Segundo o pedido de busca e apreensão obtido pela reportagem, as mercadorias compradas em outros estados eram faturadas para o endereço em Gurupi, mas o destino real era a empresa AERO Distribuição, em Palmas. Para sustentar a fraude, o grupo utilizava o nome de Moisés Gonçalves de Souza como sócio nominal da VITAL. No entanto, a polícia descobriu que Moisés é um motorista profissional com padrão de vida incompatível com o capital social de R$ 500 mil da empresa.
O g1 solicitou um posicionamento à empresa AERO Distribuição, em Palmas, mas ainda não obteve retorno.

Agora no g1
Moisés Gonçalves foi apontado nas investigações como um homem de “vida simples” que atuava como “laranja” do esquema. Embora figurasse como dono de uma distribuidora com capital social de R$ 500 mil, Moisés não possuía patrimônio ou renda compatíveis com a movimentação milionária da empresa, que chegou a comprar quase R$ 4 milhões em mercadorias em apenas quatro meses.

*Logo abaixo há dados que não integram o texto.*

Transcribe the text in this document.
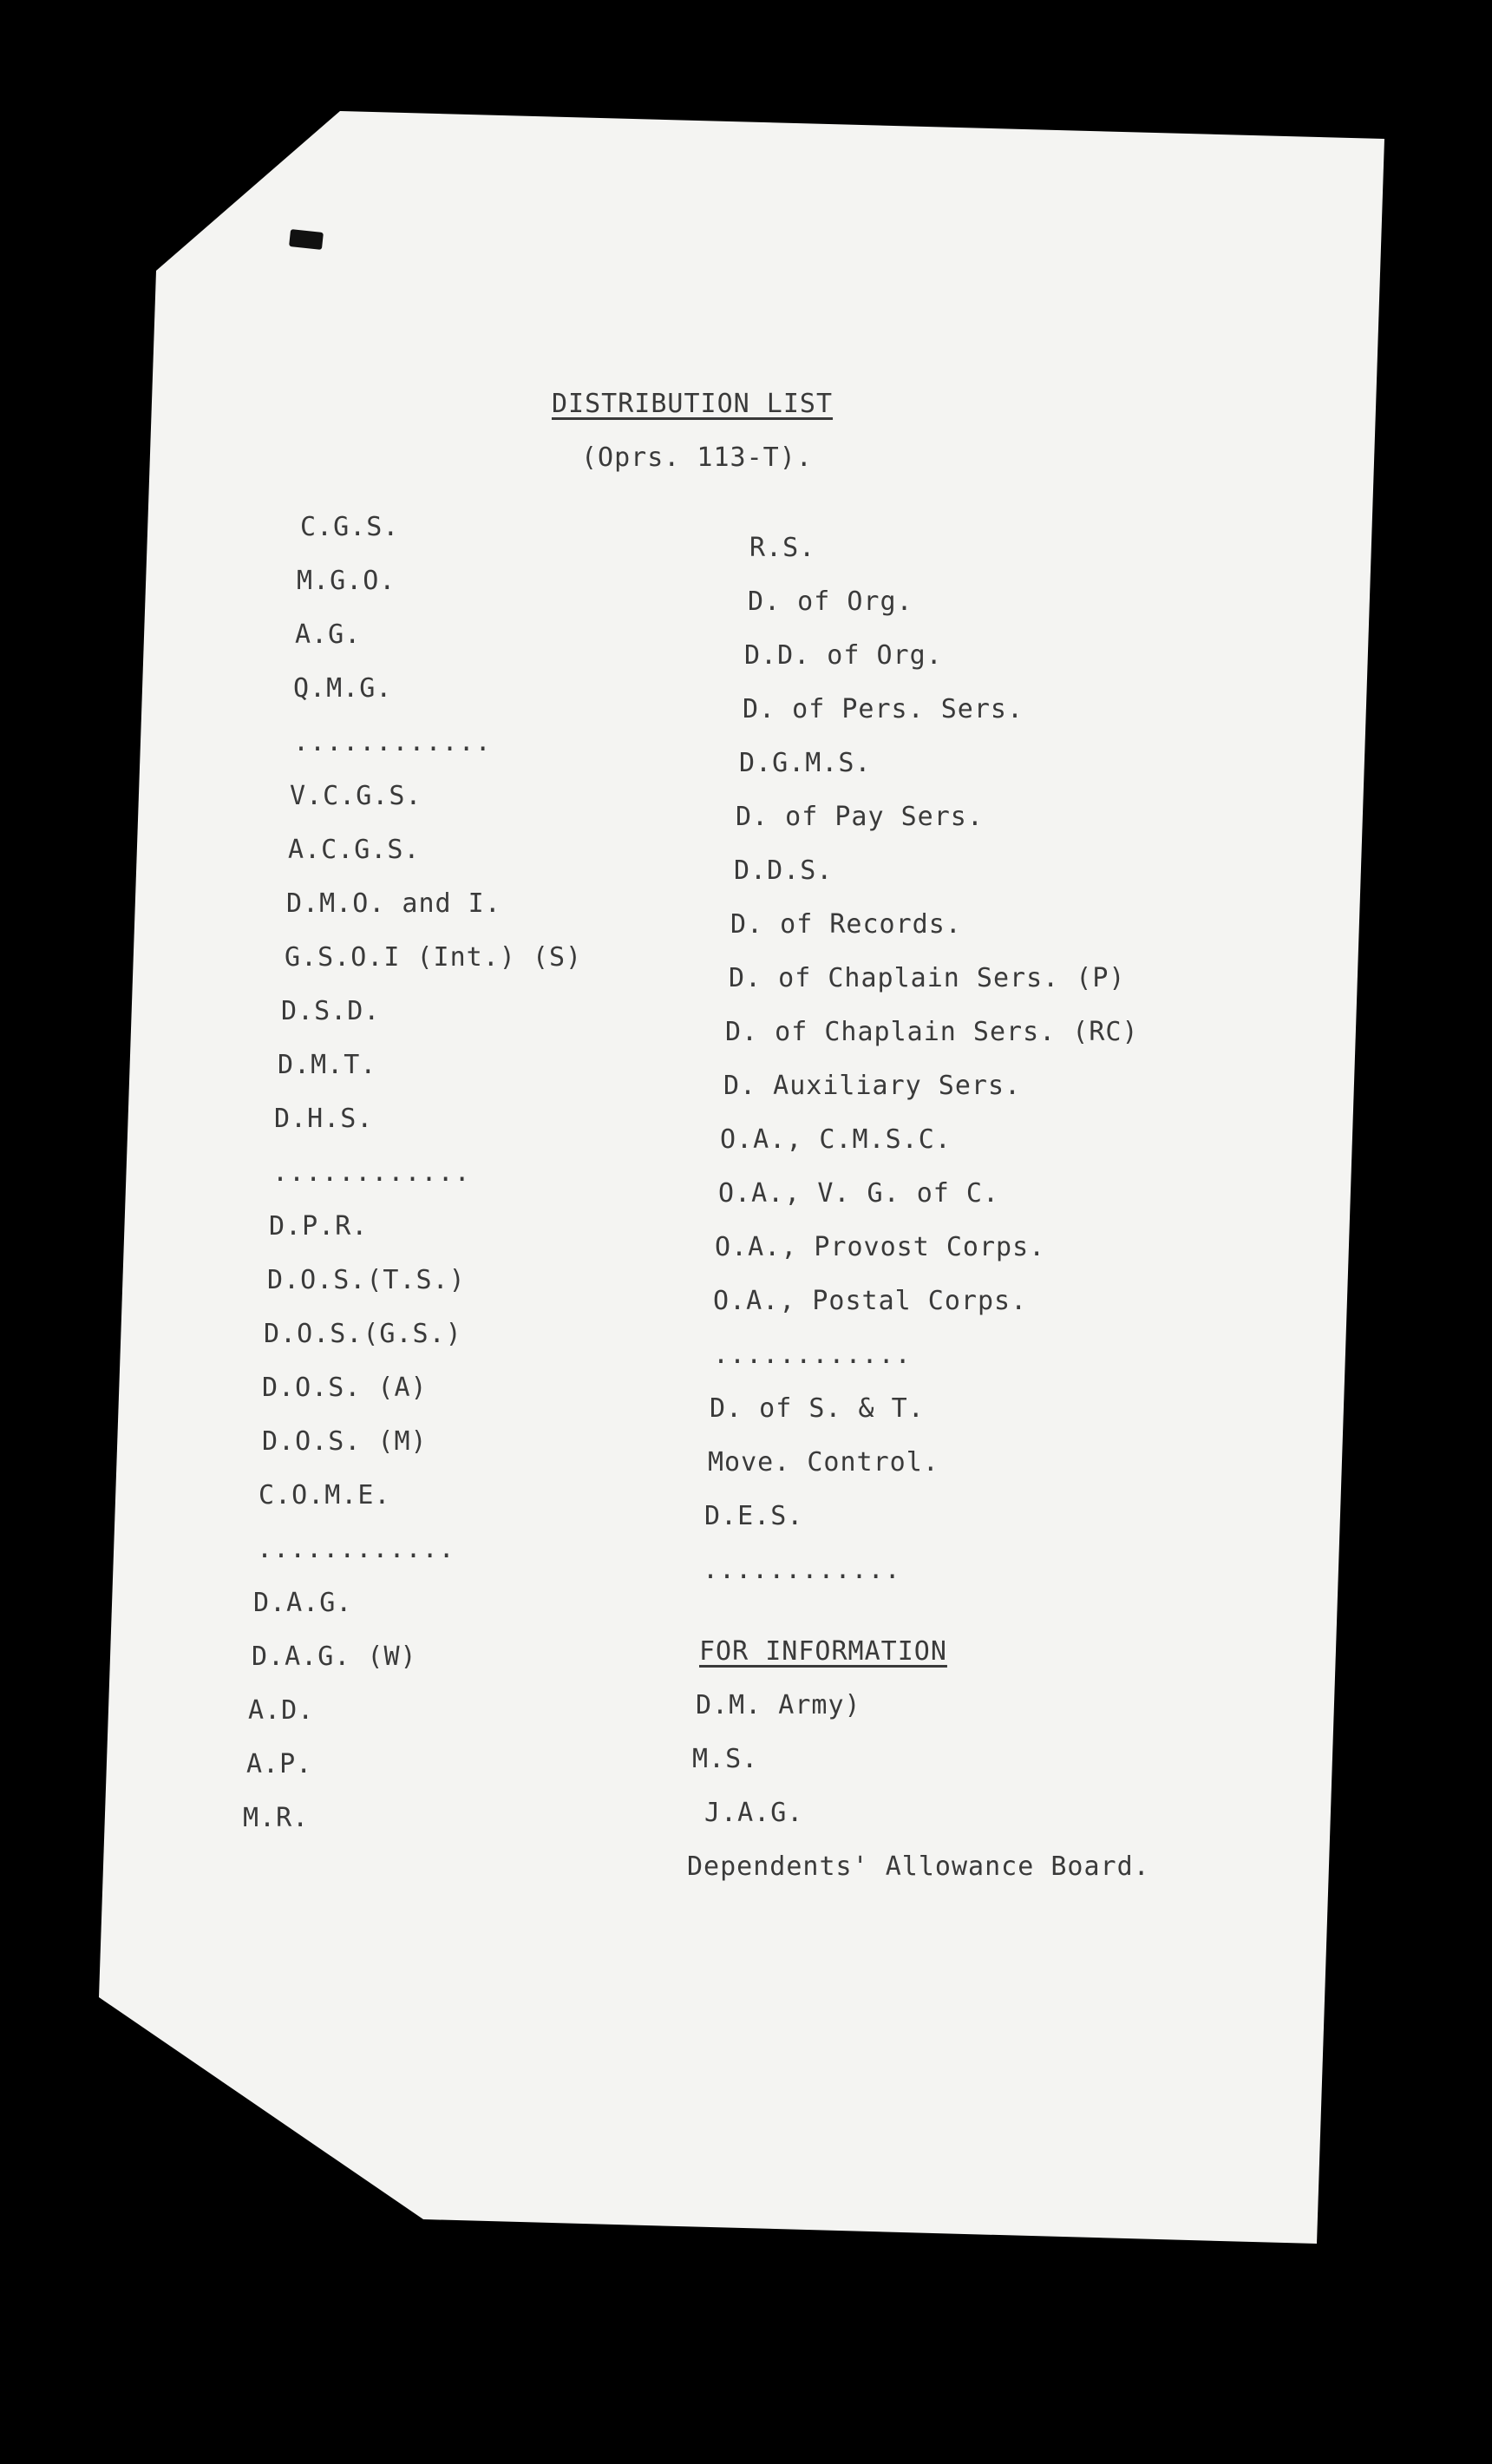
DISTRIBUTION LIST
(Oprs. 113-T).
C.G.S.
M.G.O.
A.G.
Q.M.G.
............
V.C.G.S.
A.C.G.S.
D.M.O. and I.
G.S.O.I (Int.) (S)
D.S.D.
D.M.T.
D.H.S.
............
D.P.R.
D.O.S.(T.S.)
D.O.S.(G.S.)
D.O.S. (A)
D.O.S. (M)
C.O.M.E.
............
D.A.G.
D.A.G. (W)
A.D.
A.P.
M.R.
R.S.
D. of Org.
D.D. of Org.
D. of Pers. Sers.
D.G.M.S.
D. of Pay Sers.
D.D.S.
D. of Records.
D. of Chaplain Sers. (P)
D. of Chaplain Sers. (RC)
D. Auxiliary Sers.
O.A., C.M.S.C.
O.A., V. G. of C.
O.A., Provost Corps.
O.A., Postal Corps.
............
D. of S. & T.
Move. Control.
D.E.S.
............
FOR INFORMATION
D.M. Army)
M.S.
J.A.G.
Dependents' Allowance Board.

Conforme a Polícia Civil, o controlador das operações, segundo a polícia, é José de Ribamar Pinto de Oliveira. Identificado como o administrador, Ribamar operava o esquema, utilizando procurações públicas e controlando a emissão de notas fiscais fraudulentas para desviar as cargas de bebidas para Palmas.
Entenda o caso
A Operação Vital foi coordenada pela Divisão Especializada de Repressão a Crimes Contra a Ordem Tributária (DRCOT) da Polícia Civil. O prejuízo causado aos cofres públicos soma R$ 26,4 milhões e o valor já foi inscrito em dívida ativa para cobrança oficial.
A investigação detalha que, além do motorista Moisés, o grupo chegou a utilizar o nome de uma pessoa em situação de rua, com antecedentes por pequenos crimes, para figurar como sócio de empresas do esquema.
Essa tática visava blindar os verdadeiros líderes, como José de Ribamar, de eventuais cobranças fiscais ou processos criminais, já que os “donos” oficiais não possuíam bens para arcar com as multas.
Ainda segundo a Polícia Civil, a logística do crime era organizada via grupos de WhatsApp, onde agenciadores davam ordens diretas aos motoristas de caminhão para que entregassem as bebidas em Palmas, ignorando o endereço que constava na nota fiscal. O rastreamento de endereços de IP realizado pela polícia confirmou que a emissão das notas fiscais frias partia de conexões vinculadas diretamente ao operador central do esquema.
As buscas realizadas em Palmas e Gurupi resultaram na apreensão de computadores e celulares que agora passam por perícia. Entre os investigados está também o contador José Brum de Souza Filho, suspeito de auxiliar na montagem da estrutura contábil fraudulenta que permitiu a omissão sistemática da Escrituração Fiscal Digital (EFD) das empresas envolvidas.